# What volume of nitric acid of 5.0*mol*L^-1 concentration is required to oxidize a 16*g mass of Fe^(2+) ions?

Apr 24, 2017

Approx. $76.5 \cdot m L$.........

#### Explanation:

$F {e}^{2 +}$ is oxidized to $\text{ferric ion}$:

${\text{Fe"^(2+) rarr "Fe}}^{3 +} + {e}^{-}$ $\left(i\right)$

And nitric acid is reduced to nitrous oxide:

$\text{H"stackrel(V+)"NO"_3 + "3H"^(+) + 3e^(-) rarrstackrel(II+)"NO" +"2H"_2"O}$ $\left(i i\right)$

And so $3 \times \left(i\right) + \left(i i\right)$ gives............

$3 F {e}^{2 +} + 4 H N {O}_{3} \rightarrow 3 F {e}^{3 +} + N O \left(g\right) \uparrow + 3 N {O}_{3}^{-} + 2 {H}_{2} O \left(l\right)$

I have treated ${H}^{+} \equiv H N {O}_{3}$ here...........

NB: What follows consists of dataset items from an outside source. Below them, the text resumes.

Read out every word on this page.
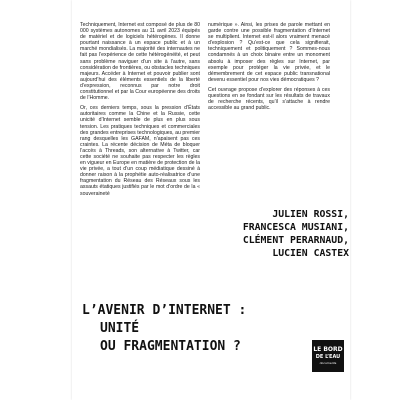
Techniquement, Internet est composé de plus de 80 000 systèmes autonomes au 11 avril 2023 équipés de matériel et de logiciels hétérogènes. Il donne pourtant naissance à un espace public et à un marché mondialisés. La majorité des internautes ne fait pas l’expérience de cette hétérogénéité, et peut sans problème naviguer d’un site à l’autre, sans considération de frontières, ou obstacles techniques majeurs. Accéder à Internet et pouvoir publier sont aujourd’hui des éléments essentiels de la liberté d’expression, reconnus par notre droit constitutionnel et par la Cour européenne des droits de l’Homme.

Or, ces derniers temps, sous la pression d’États autoritaires comme la Chine et la Russie, cette unicité d’Internet semble de plus en plus sous tension. Les pratiques techniques et commerciales des grandes entreprises technologiques, au premier rang desquelles les GAFAM, n’apaisent pas ces craintes. La récente décision de Méta de bloquer l’accès à Threads, son alternative à Twitter, car cette société ne souhaite pas respecter les règles en vigueur en Europe en matière de protection de la vie privée, a tout d’un coup médiatique dessiné à donner raison à la prophétie auto-réalisatrice d’une fragmentation du Réseau des Réseaux sous les assauts étatiques justifiés par le mot d’ordre de la « souveraineté

numérique ». Ainsi, les prises de parole mettant en garde contre une possible fragmentation d’Internet se multiplient. Internet est-il alors vraiment menacé d’explosion ? Qu’est-ce que cela signifierait, techniquement et politiquement ? Sommes-nous condamnés à un choix binaire entre un monoment absolu à imposer des règles sur Internet, par exemple pour protéger la vie privée, et le démembrement de cet espace public transnational devenu essentiel pour nos vies démocratiques ?

Cet ouvrage propose d’explorer des réponses à ces questions en se fondant sur les résultats de travaux de recherche récents, qu’il s’attache à rendre accessible au grand public.

JULIEN ROSSI,
FRANCESCA MUSIANI,
CLÉMENT PERARNAUD,
LUCIEN CASTEX
L’AVENIR D’INTERNET :
UNITÉ
OU FRAGMENTATION ?	LE BORD
DE L’EAU
documents
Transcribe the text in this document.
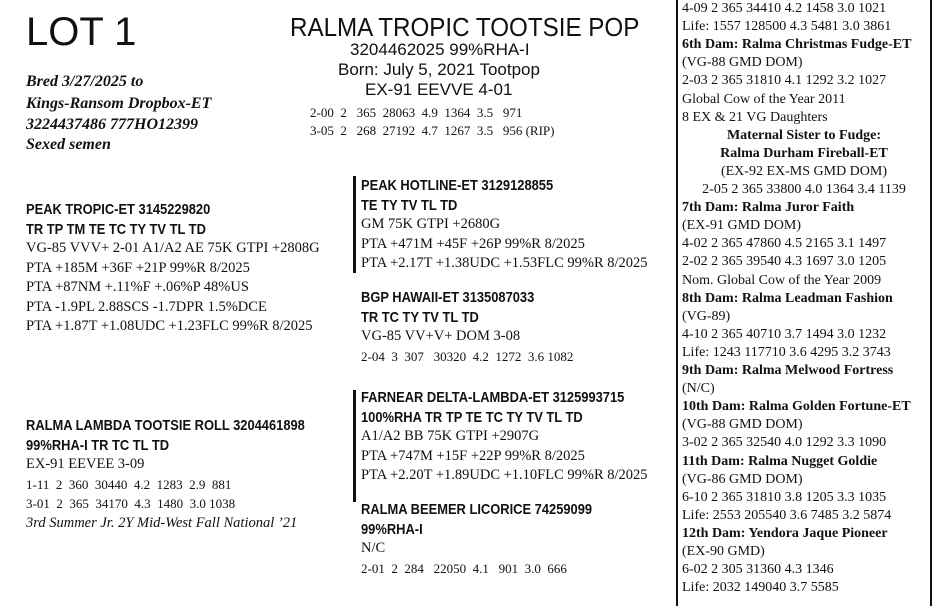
LOT 1	RALMA TROPIC TOOTSIE POP
3204462025 99%RHA-I
Born: July 5, 2021 Tootpop
EX-91 EEVVE 4-01
2-00  2   365  28063  4.9  1364  3.5   971
3-05  2   268  27192  4.7  1267  3.5   956 (RIP)
Bred 3/27/2025 to
Kings-Ransom Dropbox-ET
3224437486 777HO12399
Sexed semen
PEAK TROPIC-ET 3145229820
TR TP TM TE TC TY TV TL TD
VG-85 VVV+ 2-01 A1/A2 AE 75K GTPI +2808G
PTA +185M +36F +21P 99%R 8/2025
PTA +87NM +.11%F +.06%P 48%US
PTA -1.9PL 2.88SCS -1.7DPR 1.5%DCE
PTA +1.87T +1.08UDC +1.23FLC 99%R 8/2025
RALMA LAMBDA TOOTSIE ROLL 3204461898
99%RHA-I TR TC TL TD
EX-91 EEVEE 3-09
1-11  2  360  30440  4.2  1283  2.9  881
3-01  2  365  34170  4.3  1480  3.0 1038
3rd Summer Jr. 2Y Mid-West Fall National ’21
PEAK HOTLINE-ET 3129128855
TE TY TV TL TD
GM 75K GTPI +2680G
PTA +471M +45F +26P 99%R 8/2025
PTA +2.17T +1.38UDC +1.53FLC 99%R 8/2025
BGP HAWAII-ET 3135087033
TR TC TY TV TL TD
VG-85 VV+V+ DOM 3-08
2-04  3  307   30320  4.2  1272  3.6 1082
FARNEAR DELTA-LAMBDA-ET 3125993715
100%RHA TR TP TE TC TY TV TL TD
A1/A2 BB 75K GTPI +2907G
PTA +747M +15F +22P 99%R 8/2025
PTA +2.20T +1.89UDC +1.10FLC 99%R 8/2025
RALMA BEEMER LICORICE 74259099
99%RHA-I
N/C
2-01  2  284   22050  4.1   901  3.0  666
4-09 2 365 34410 4.2 1458 3.0 1021
Life: 1557 128500 4.3 5481 3.0 3861
6th Dam: Ralma Christmas Fudge-ET
(VG-88 GMD DOM)
2-03 2 365 31810 4.1 1292 3.2 1027
Global Cow of the Year 2011
8 EX & 21 VG Daughters
Maternal Sister to Fudge:
Ralma Durham Fireball-ET
(EX-92 EX-MS GMD DOM)
2-05 2 365 33800 4.0 1364 3.4 1139
7th Dam: Ralma Juror Faith
(EX-91 GMD DOM)
4-02 2 365 47860 4.5 2165 3.1 1497
2-02 2 365 39540 4.3 1697 3.0 1205
Nom. Global Cow of the Year 2009
8th Dam: Ralma Leadman Fashion
(VG-89)
4-10 2 365 40710 3.7 1494 3.0 1232
Life: 1243 117710 3.6 4295 3.2 3743
9th Dam: Ralma Melwood Fortress
(N/C)
10th Dam: Ralma Golden Fortune-ET
(VG-88 GMD DOM)
3-02 2 365 32540 4.0 1292 3.3 1090
11th Dam: Ralma Nugget Goldie
(VG-86 GMD DOM)
6-10 2 365 31810 3.8 1205 3.3 1035
Life: 2553 205540 3.6 7485 3.2 5874
12th Dam: Yendora Jaque Pioneer
(EX-90 GMD)
6-02 2 305 31360 4.3 1346
Life: 2032 149040 3.7 5585
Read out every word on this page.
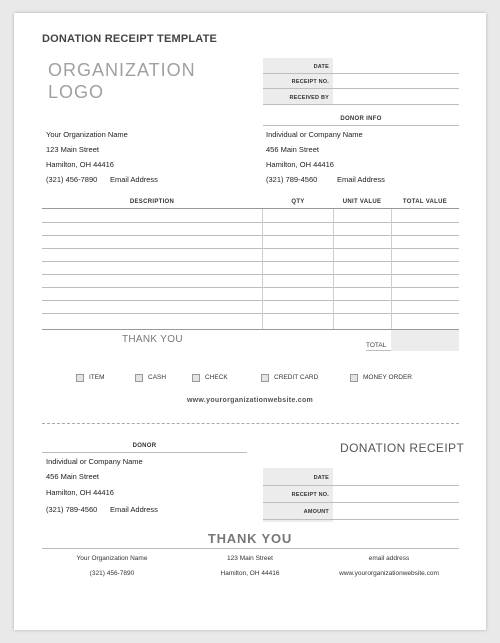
DONATION RECEIPT TEMPLATE
ORGANIZATION
LOGO
DATE
RECEIPT NO.
RECEIVED BY
DONOR INFO
Your Organization Name
123 Main Street
Hamilton, OH 44416
(321) 456-7890 Email Address
Individual or Company Name
456 Main Street
Hamilton, OH 44416
(321) 789-4560	Email Address
DESCRIPTION	QTY	UNIT VALUE	TOTAL VALUE
THANK YOU
TOTAL
ITEM	CASH	CHECK	CREDIT CARD	MONEY ORDER
www.yourorganizationwebsite.com
DONOR
Individual or Company Name
456 Main Street
Hamilton, OH 44416
(321) 789-4560 Email Address
DONATION RECEIPT
DATE
RECEIPT NO.
AMOUNT
THANK YOU
Your Organization Name	123 Main Street	email address
(321) 456-7890	Hamilton, OH 44416	www.yourorganizationwebsite.com
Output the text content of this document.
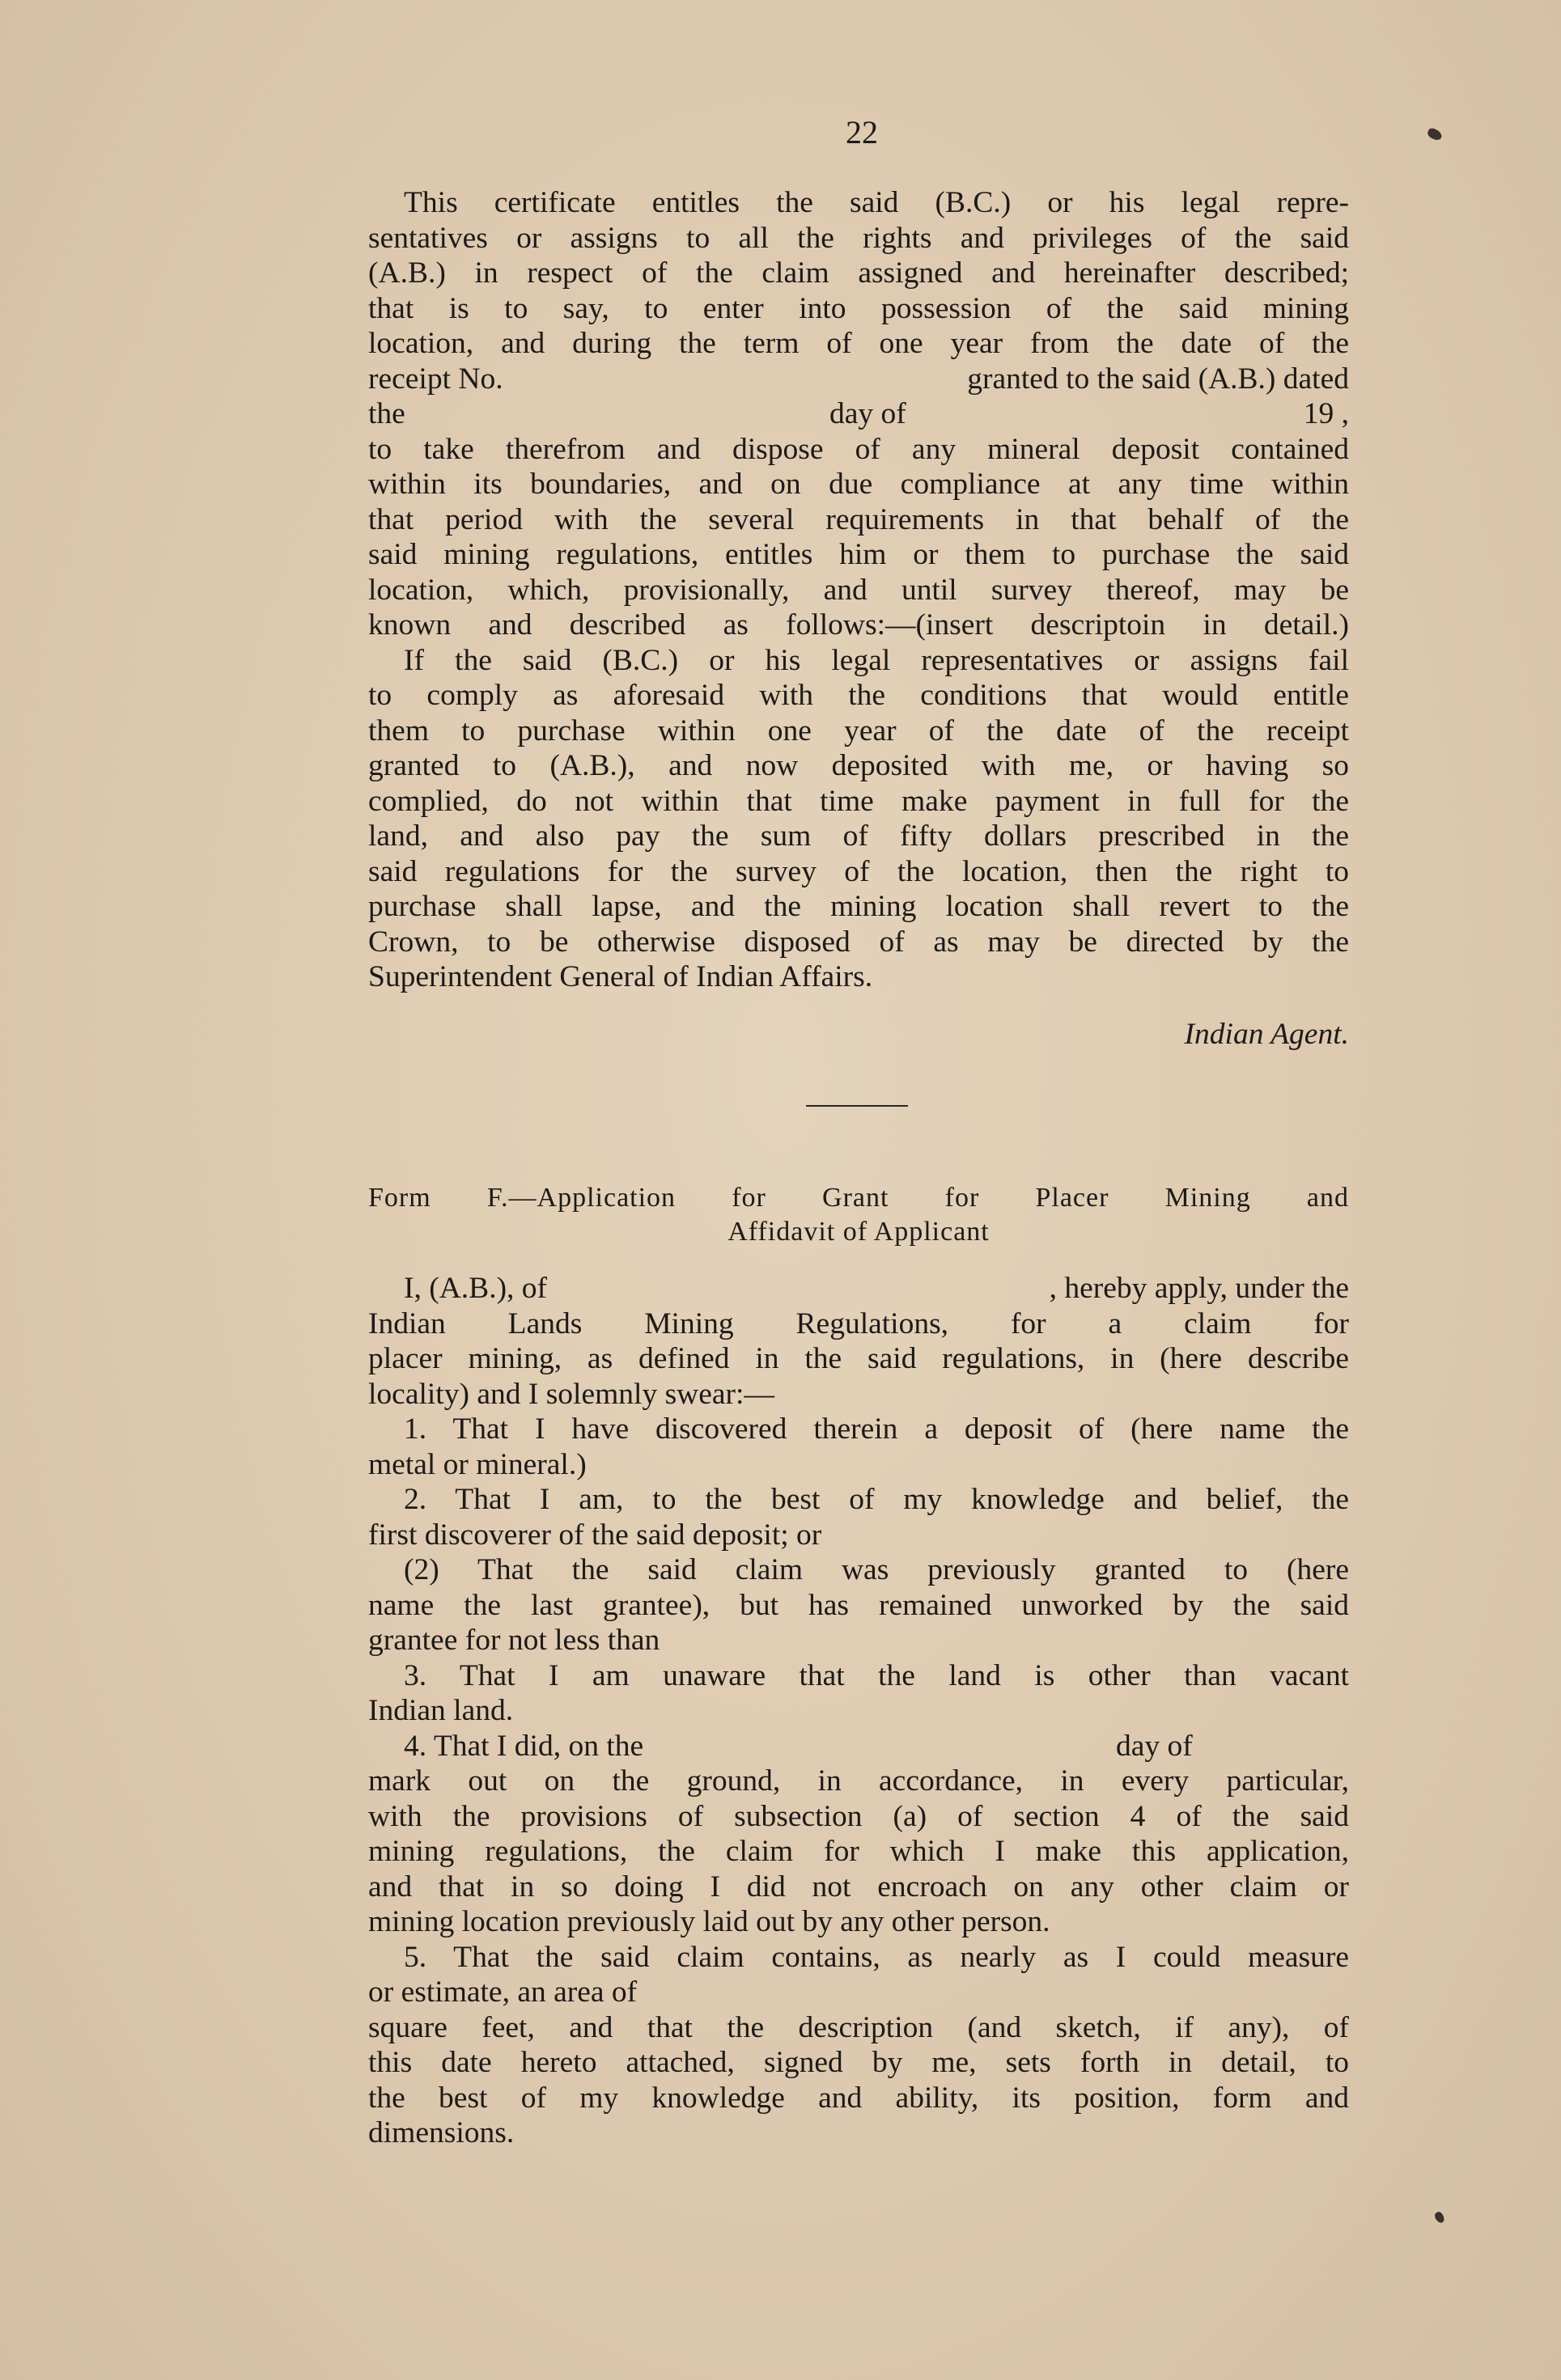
22
This certificate entitles the said (B.C.) or his legal repre-
sentatives or assigns to all the rights and privileges of the said
(A.B.) in respect of the claim assigned and hereinafter described;
that is to say, to enter into possession of the said mining
location, and during the term of one year from the date of the
receipt No.	granted to the said (A.B.) dated
the	day of	19 ,
to take therefrom and dispose of any mineral deposit contained
within its boundaries, and on due compliance at any time within
that period with the several requirements in that behalf of the
said mining regulations, entitles him or them to purchase the said
location, which, provisionally, and until survey thereof, may be
known and described as follows:—(insert descriptoin in detail.)
If the said (B.C.) or his legal representatives or assigns fail
to comply as aforesaid with the conditions that would entitle
them to purchase within one year of the date of the receipt
granted to (A.B.), and now deposited with me, or having so
complied, do not within that time make payment in full for the
land, and also pay the sum of fifty dollars prescribed in the
said regulations for the survey of the location, then the right to
purchase shall lapse, and the mining location shall revert to the
Crown, to be otherwise disposed of as may be directed by the
Superintendent General of Indian Affairs.
Indian Agent.
Form F.—Application for Grant for Placer Mining and
Affidavit of Applicant
I, (A.B.), of	, hereby apply, under the
Indian Lands Mining Regulations, for a claim for
placer mining, as defined in the said regulations, in (here describe
locality) and I solemnly swear:—
1. That I have discovered therein a deposit of (here name the
metal or mineral.)
2. That I am, to the best of my knowledge and belief, the
first discoverer of the said deposit; or
(2) That the said claim was previously granted to (here
name the last grantee), but has remained unworked by the said
grantee for not less than
3. That I am unaware that the land is other than vacant
Indian land.
4. That I did, on the	day of
mark out on the ground, in accordance, in every particular,
with the provisions of subsection (a) of section 4 of the said
mining regulations, the claim for which I make this application,
and that in so doing I did not encroach on any other claim or
mining location previously laid out by any other person.
5. That the said claim contains, as nearly as I could measure
or estimate, an area of
square feet, and that the description (and sketch, if any), of
this date hereto attached, signed by me, sets forth in detail, to
the best of my knowledge and ability, its position, form and
dimensions.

Now you have claimed you got $16 \cdot g$ of ferrous iron (which is less than the equivalent mass of ferrous salt, like $F e S {O}_{4}$.

Going with $16 \cdot g$, this represents a molar quantity of........

$\frac{16 \cdot g}{55.8 \cdot g \cdot m o {l}^{-} 1} = 0.287 \cdot m o l$, and thus we need $\frac{4}{3} \times 0.287 \cdot m o l = 0.382 \cdot m o l$ with respect to nitric acid.

And finally, $\text{moles"="concentration"xx"volume}$, or $\text{volume"="moles"/"concentration}$,

$= \frac{0.382 \cdot m o l}{5.0 \cdot m o l \cdot {L}^{-} 1} = 76.5 \cdot m L$.......

Remember I have calculated with respect to a mass of ferrous iron, not to a mass of ferrous salt.